Golden Gate Fields is doing something outside the box May 31.

After a season of good weather—relative to Bay Area standards, at least—the Golden Gate turf course is in good shape. And with the meet coming to an end June 10, with no turf options for upcoming fair-meet stops at Pleasanton and Sacramento (Santa Rosa is the only fair site with a grass course, and begins its two-week meet in August), a conclusion was reached.

Why not use it?

So, Golden Gate will run a card with all turf races Thursday.

"It was a culmination of a few things," said David Duggan, vice president and general manager of Golden Gate. "Our turf races have been well-received, and the turf track is very mature and takes racing well. We've had good weather, we get a great sea breeze, it holds moisture well, and it rides really well."

Duggan said turf course superintendent Hugo Sandoval is so attentive to the Golden Gate grass, "sometimes I think he's treating it like Wimbledon."

"My thought process on it was, if we've got it, we've got to use it, and we've got to use it as much as we can," Duggan said.

The seven-race card—all claiming races—features six-horse fields in the first five contests (with seven horses in the sixth and 11 in the seventh), but the shorter fields can be attributed to racing for five consecutive days on a holiday week and the ever-present issue of low horse numbers in the Golden State.

"I had hoped for more (entries), but we're just coming off five straight days, and we had very good races over those five days," said Duggan, who joined Golden Gate in January. "We've had increased field size after some difficult years.

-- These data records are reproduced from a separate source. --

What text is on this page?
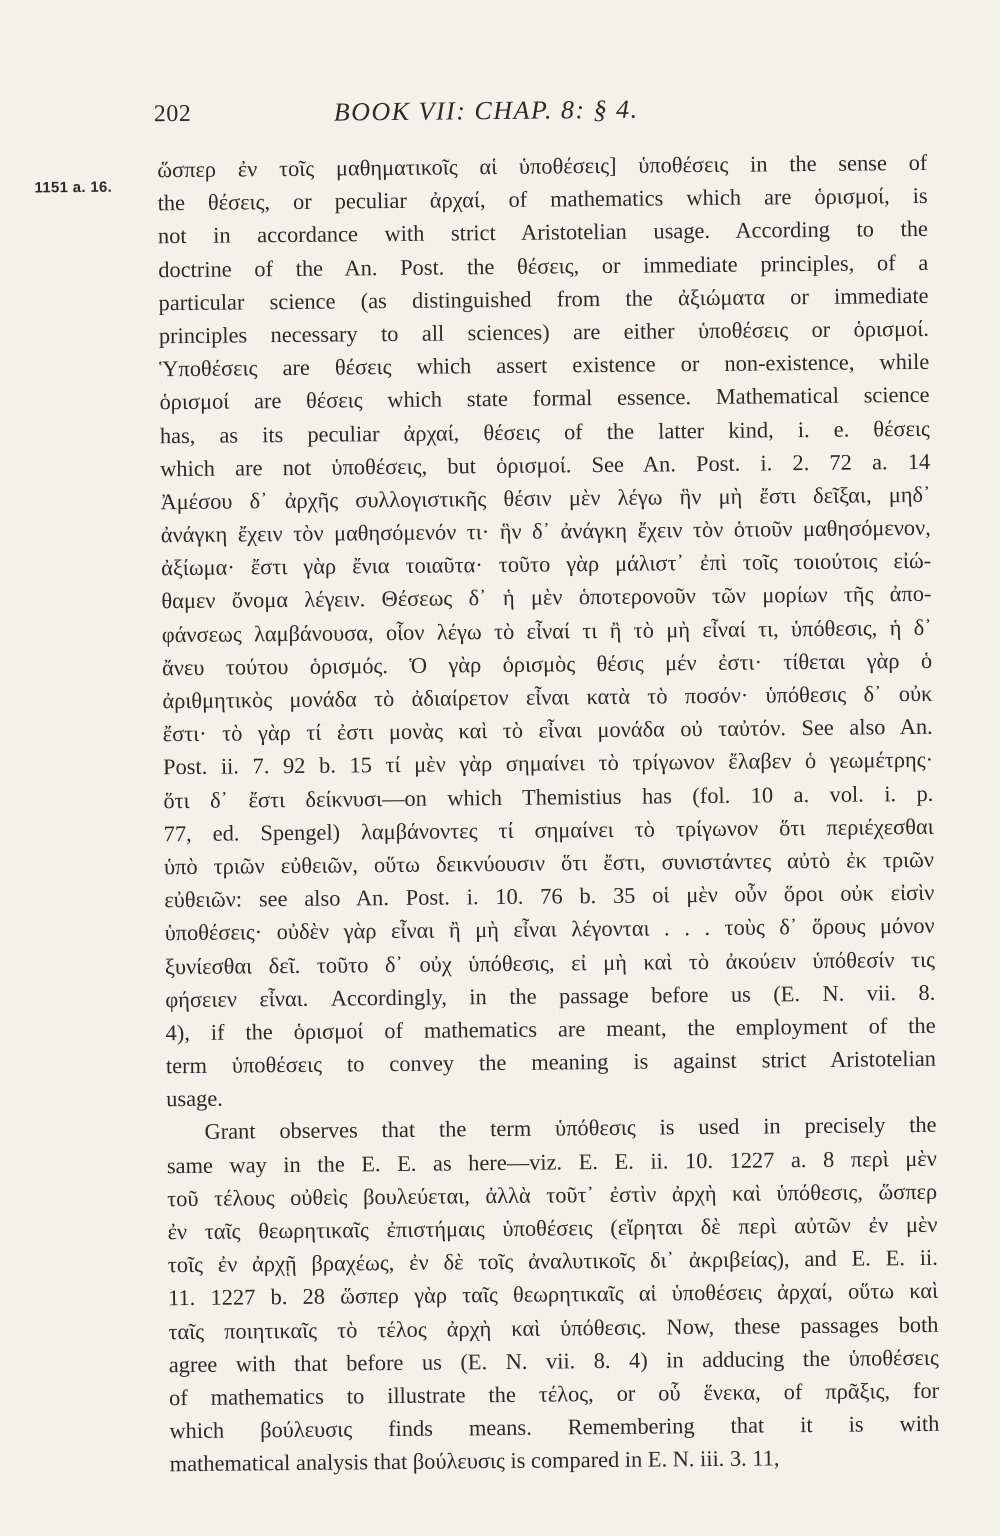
202	BOOK VII: CHAP. 8: § 4.
1151 a. 16.
ὥσπερ ἐν τοῖς μαθηματικοῖς αἱ ὑποθέσεις] ὑποθέσεις in the sense of
the θέσεις, or peculiar ἀρχαί, of mathematics which are ὁρισμοί, is
not in accordance with strict Aristotelian usage. According to the
doctrine of the An. Post. the θέσεις, or immediate principles, of a
particular science (as distinguished from the ἀξιώματα or immediate
principles necessary to all sciences) are either ὑποθέσεις or ὁρισμοί.
Ὑποθέσεις are θέσεις which assert existence or non-existence, while
ὁρισμοί are θέσεις which state formal essence. Mathematical science
has, as its peculiar ἀρχαί, θέσεις of the latter kind, i. e. θέσεις
which are not ὑποθέσεις, but ὁρισμοί. See An. Post. i. 2. 72 a. 14
Ἀμέσου δ᾽ ἀρχῆς συλλογιστικῆς θέσιν μὲν λέγω ἣν μὴ ἔστι δεῖξαι, μηδ᾽
ἀνάγκη ἔχειν τὸν μαθησόμενόν τι· ἣν δ᾽ ἀνάγκη ἔχειν τὸν ὁτιοῦν μαθησόμενον,
ἀξίωμα· ἔστι γὰρ ἔνια τοιαῦτα· τοῦτο γὰρ μάλιστ᾽ ἐπὶ τοῖς τοιούτοις εἰώ-
θαμεν ὄνομα λέγειν. Θέσεως δ᾽ ἡ μὲν ὁποτερονοῦν τῶν μορίων τῆς ἀπο-
φάνσεως λαμβάνουσα, οἷον λέγω τὸ εἶναί τι ἢ τὸ μὴ εἶναί τι, ὑπόθεσις, ἡ δ᾽
ἄνευ τούτου ὁρισμός. Ὁ γὰρ ὁρισμὸς θέσις μέν ἐστι· τίθεται γὰρ ὁ
ἀριθμητικὸς μονάδα τὸ ἀδιαίρετον εἶναι κατὰ τὸ ποσόν· ὑπόθεσις δ᾽ οὐκ
ἔστι· τὸ γὰρ τί ἐστι μονὰς καὶ τὸ εἶναι μονάδα οὐ ταὐτόν. See also An.
Post. ii. 7. 92 b. 15 τί μὲν γὰρ σημαίνει τὸ τρίγωνον ἔλαβεν ὁ γεωμέτρης·
ὅτι δ᾽ ἔστι δείκνυσι—on which Themistius has (fol. 10 a. vol. i. p.
77, ed. Spengel) λαμβάνοντες τί σημαίνει τὸ τρίγωνον ὅτι περιέχεσθαι
ὑπὸ τριῶν εὐθειῶν, οὕτω δεικνύουσιν ὅτι ἔστι, συνιστάντες αὐτὸ ἐκ τριῶν
εὐθειῶν: see also An. Post. i. 10. 76 b. 35 οἱ μὲν οὖν ὅροι οὐκ εἰσὶν
ὑποθέσεις· οὐδὲν γὰρ εἶναι ἢ μὴ εἶναι λέγονται . . . τοὺς δ᾽ ὅρους μόνον
ξυνίεσθαι δεῖ. τοῦτο δ᾽ οὐχ ὑπόθεσις, εἰ μὴ καὶ τὸ ἀκούειν ὑπόθεσίν τις
φήσειεν εἶναι. Accordingly, in the passage before us (E. N. vii. 8.
4), if the ὁρισμοί of mathematics are meant, the employment of the
term ὑποθέσεις to convey the meaning is against strict Aristotelian
usage.
Grant observes that the term ὑπόθεσις is used in precisely the
same way in the E. E. as here—viz. E. E. ii. 10. 1227 a. 8 περὶ μὲν
τοῦ τέλους οὐθεὶς βουλεύεται, ἀλλὰ τοῦτ᾽ ἐστὶν ἀρχὴ καὶ ὑπόθεσις, ὥσπερ
ἐν ταῖς θεωρητικαῖς ἐπιστήμαις ὑποθέσεις (εἴρηται δὲ περὶ αὐτῶν ἐν μὲν
τοῖς ἐν ἀρχῇ βραχέως, ἐν δὲ τοῖς ἀναλυτικοῖς δι᾽ ἀκριβείας), and E. E. ii.
11. 1227 b. 28 ὥσπερ γὰρ ταῖς θεωρητικαῖς αἱ ὑποθέσεις ἀρχαί, οὕτω καὶ
ταῖς ποιητικαῖς τὸ τέλος ἀρχὴ καὶ ὑπόθεσις. Now, these passages both
agree with that before us (E. N. vii. 8. 4) in adducing the ὑποθέσεις
of mathematics to illustrate the τέλος, or οὗ ἕνεκα, of πρᾶξις, for
which βούλευσις finds means. Remembering that it is with
mathematical analysis that βούλευσις is compared in E. N. iii. 3. 11,
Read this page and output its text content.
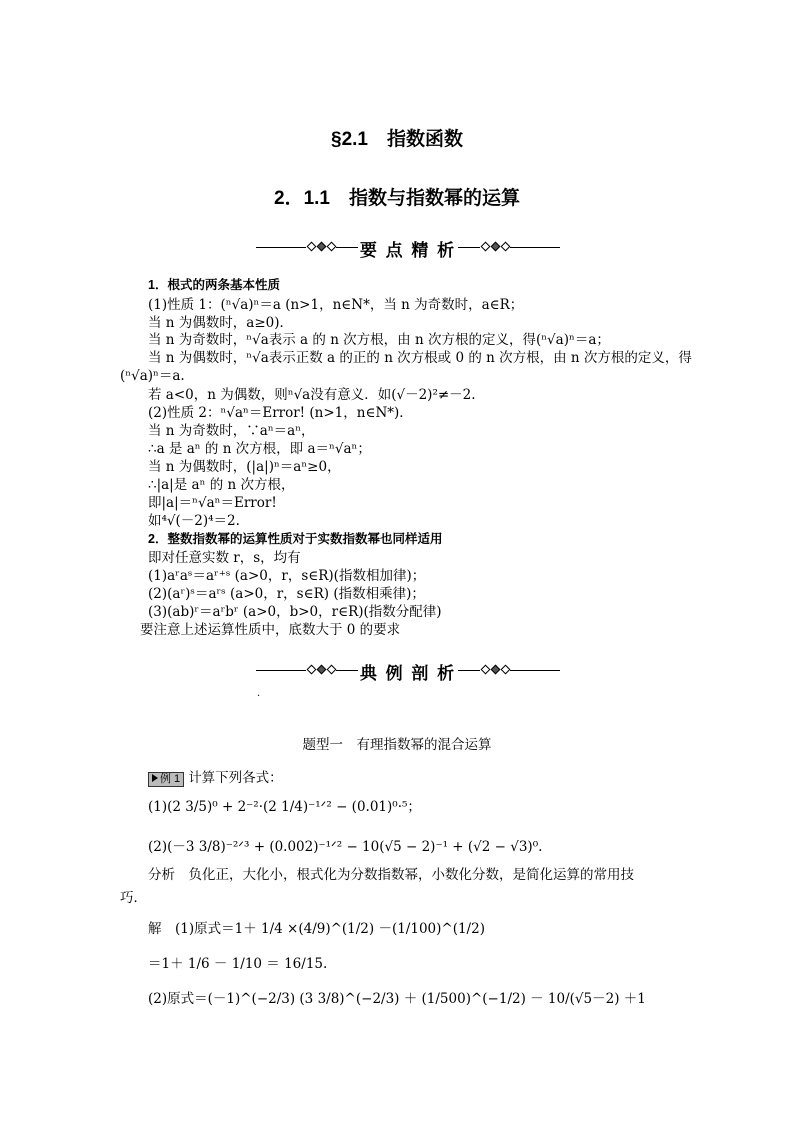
§2.1　指数函数
2．1.1　指数与指数幂的运算
要 点 精 析
1．根式的两条基本性质
(1)性质 1：(ⁿ√a)ⁿ＝a (n>1，n∈N*，当 n 为奇数时，a∈R；
当 n 为偶数时，a≥0)．
当 n 为奇数时，ⁿ√a表示 a 的 n 次方根，由 n 次方根的定义，得(ⁿ√a)ⁿ＝a；
当 n 为偶数时，ⁿ√a表示正数 a 的正的 n 次方根或 0 的 n 次方根，由 n 次方根的定义，得
(ⁿ√a)ⁿ＝a.
若 a<0，n 为偶数，则ⁿ√a没有意义．如(√－2)²≠－2.
(2)性质 2：ⁿ√aⁿ＝Error! (n>1，n∈N*)．
当 n 为奇数时，∵aⁿ＝aⁿ，
∴a 是 aⁿ 的 n 次方根，即 a＝ⁿ√aⁿ；
当 n 为偶数时，(|a|)ⁿ＝aⁿ≥0，
∴|a|是 aⁿ 的 n 次方根，
即|a|＝ⁿ√aⁿ＝Error!
如⁴√(－2)⁴＝2.
2．整数指数幂的运算性质对于实数指数幂也同样适用
即对任意实数 r，s，均有
(1)aʳaˢ＝aʳ⁺ˢ (a>0，r，s∈R)(指数相加律)；
(2)(aʳ)ˢ＝aʳˢ (a>0，r，s∈R) (指数相乘律)；
(3)(ab)ʳ＝aʳbʳ (a>0，b>0，r∈R)(指数分配律)
要注意上述运算性质中，底数大于 0 的要求
典 例 剖 析
.
题型一　有理指数幂的混合运算
例 1 计算下列各式：
(1)(2 3/5)⁰ + 2⁻²·(2 1/4)⁻¹ᐟ² − (0.01)⁰·⁵；
(2)(－3 3/8)⁻²ᐟ³ + (0.002)⁻¹ᐟ² − 10(√5 − 2)⁻¹ + (√2 − √3)⁰.
分析　负化正，大化小，根式化为分数指数幂，小数化分数，是简化运算的常用技
巧．
解　(1)原式＝1＋ 1/4 ×(4/9)^(1/2) －(1/100)^(1/2)
＝1＋ 1/6 － 1/10 ＝ 16/15.
(2)原式＝(－1)^(−2/3) (3 3/8)^(−2/3) ＋ (1/500)^(−1/2) － 10/(√5－2) ＋1
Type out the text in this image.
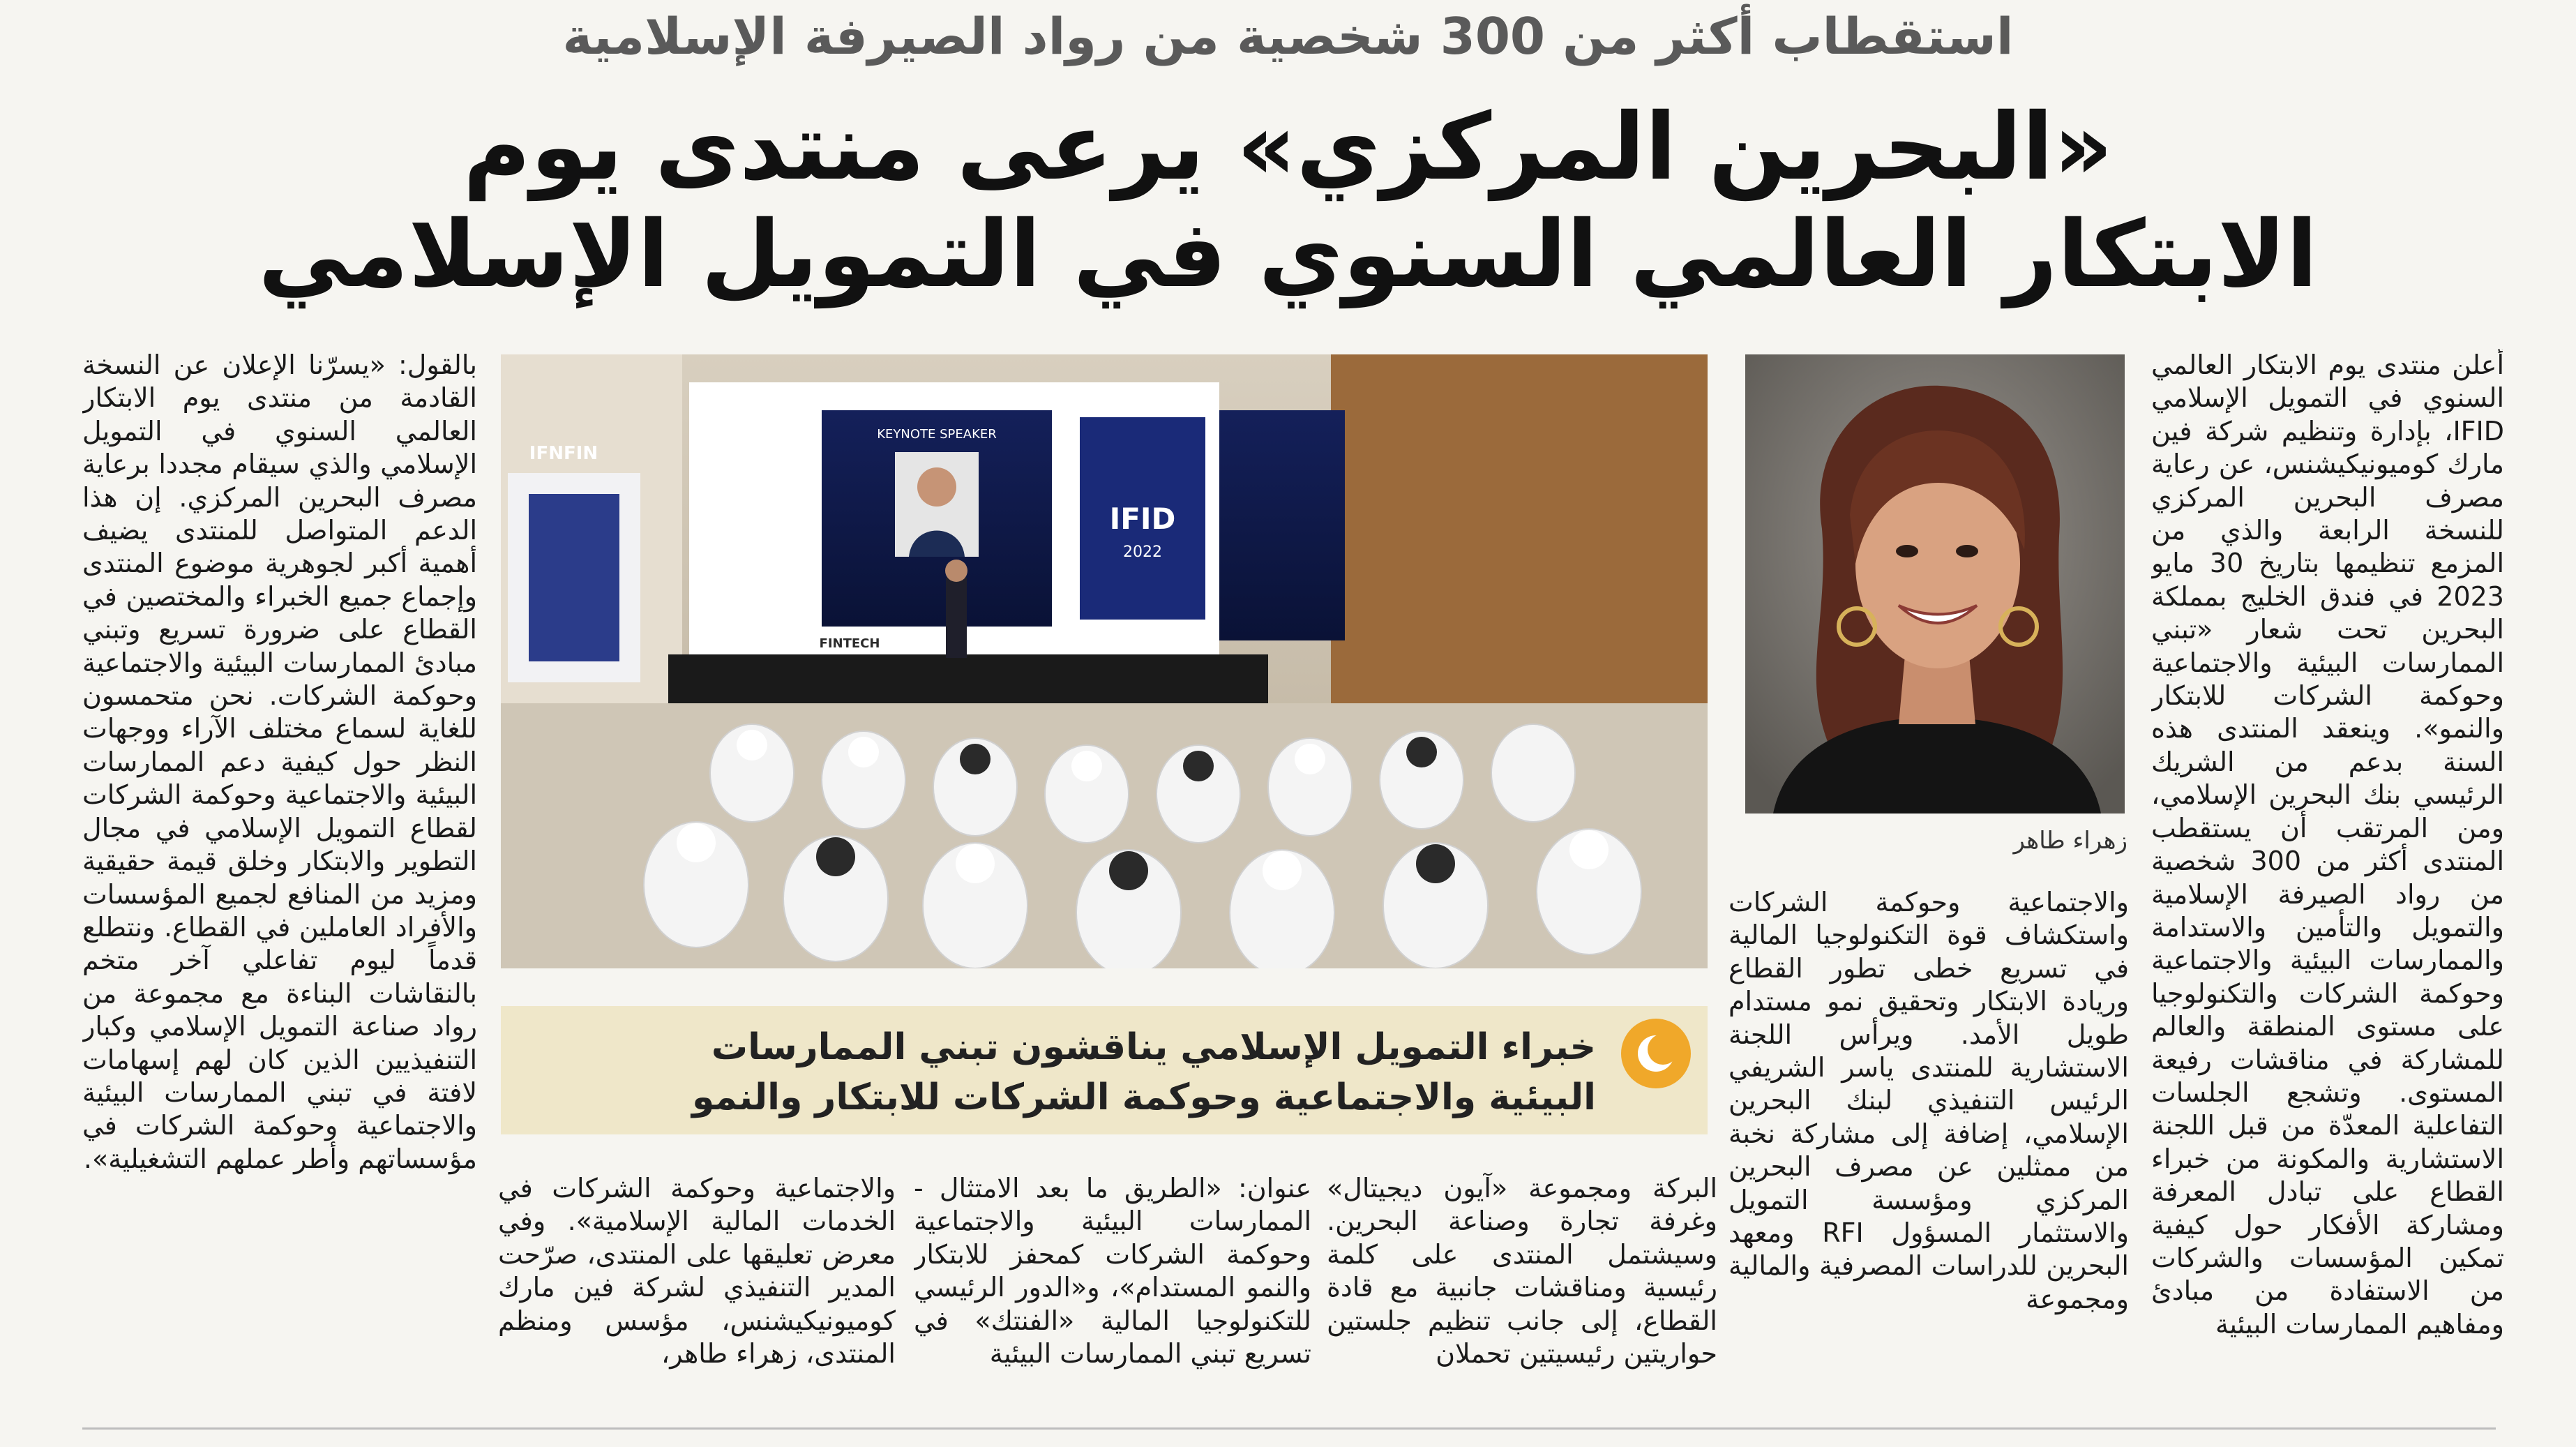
استقطاب أكثر من 300 شخصية من رواد الصيرفة الإسلامية
«البحرين المركزي» يرعى منتدى يوم
الابتكار العالمي السنوي في التمويل الإسلامي

أعلن منتدى يوم الابتكار العالمي السنوي في التمويل الإسلامي IFID، بإدارة وتنظيم شركة فين مارك كوميونيكيشنس، عن رعاية مصرف البحرين المركزي للنسخة الرابعة والذي من المزمع تنظيمها بتاريخ 30 مايو 2023 في فندق الخليج بمملكة البحرين تحت شعار «تبني الممارسات البيئية والاجتماعية وحوكمة الشركات للابتكار والنمو». وينعقد المنتدى هذه السنة بدعم من الشريك الرئيسي بنك البحرين الإسلامي، ومن المرتقب أن يستقطب المنتدى أكثر من 300 شخصية من رواد الصيرفة الإسلامية والتمويل والتأمين والاستدامة والممارسات البيئية والاجتماعية وحوكمة الشركات والتكنولوجيا على مستوى المنطقة والعالم للمشاركة في مناقشات رفيعة المستوى. وتشجع الجلسات التفاعلية المعدّة من قبل اللجنة الاستشارية والمكونة من خبراء القطاع على تبادل المعرفة ومشاركة الأفكار حول كيفية تمكين المؤسسات والشركات من الاستفادة من مبادئ ومفاهيم الممارسات البيئية

زهراء طاهر

والاجتماعية وحوكمة الشركات واستكشاف قوة التكنولوجيا المالية في تسريع خطى تطور القطاع وريادة الابتكار وتحقيق نمو مستدام طويل الأمد. ويرأس اللجنة الاستشارية للمنتدى ياسر الشريفي الرئيس التنفيذي لبنك البحرين الإسلامي، إضافة إلى مشاركة نخبة من ممثلين عن مصرف البحرين المركزي ومؤسسة التمويل والاستثمار المسؤول RFI ومعهد البحرين للدراسات المصرفية والمالية ومجموعة

KEYNOTE SPEAKER
IFID
2022
IFNFIN
FINTECH
خبراء التمويل الإسلامي يناقشون تبني الممارسات
البيئية والاجتماعية وحوكمة الشركات للابتكار والنمو

البركة ومجموعة «آيون ديجيتال» وغرفة تجارة وصناعة البحرين. وسيشتمل المنتدى على كلمة رئيسية ومناقشات جانبية مع قادة القطاع، إلى جانب تنظيم جلستين حواريتين رئيسيتين تحملان

عنوان: «الطريق ما بعد الامتثال - الممارسات البيئية والاجتماعية وحوكمة الشركات كمحفز للابتكار والنمو المستدام»، و«الدور الرئيسي للتكنولوجيا المالية «الفنتك» في تسريع تبني الممارسات البيئية

والاجتماعية وحوكمة الشركات في الخدمات المالية الإسلامية». وفي معرض تعليقها على المنتدى، صرّحت المدير التنفيذي لشركة فين مارك كوميونيكيشنس، مؤسس ومنظم المنتدى، زهراء طاهر،

بالقول: «يسرّنا الإعلان عن النسخة القادمة من منتدى يوم الابتكار العالمي السنوي في التمويل الإسلامي والذي سيقام مجددا برعاية مصرف البحرين المركزي. إن هذا الدعم المتواصل للمنتدى يضيف أهمية أكبر لجوهرية موضوع المنتدى وإجماع جميع الخبراء والمختصين في القطاع على ضرورة تسريع وتبني مبادئ الممارسات البيئية والاجتماعية وحوكمة الشركات. نحن متحمسون للغاية لسماع مختلف الآراء ووجهات النظر حول كيفية دعم الممارسات البيئية والاجتماعية وحوكمة الشركات لقطاع التمويل الإسلامي في مجال التطوير والابتكار وخلق قيمة حقيقية ومزيد من المنافع لجميع المؤسسات والأفراد العاملين في القطاع. ونتطلع قدماً ليوم تفاعلي آخر متخم بالنقاشات البناءة مع مجموعة من رواد صناعة التمويل الإسلامي وكبار التنفيذيين الذين كان لهم إسهامات لافتة في تبني الممارسات البيئية والاجتماعية وحوكمة الشركات في مؤسساتهم وأطر عملهم التشغيلية».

We've gained momentum and the meet ends June 10, so why not go out with a bang and run as many as we can on the turf? (Racing secretary Patrick Mackey) and I looked at the calendar, and said, 'We can do it.'"

And will an all-turf card be an option for the future?

"I would very much like to do it again, and we'll look at how we're fixed in August," Duggan said of the summer meet for the track on the shore of the San Francisco Bay. "We don't want to reinvent the wheel, but we'd like to continue to make progress in Northern California."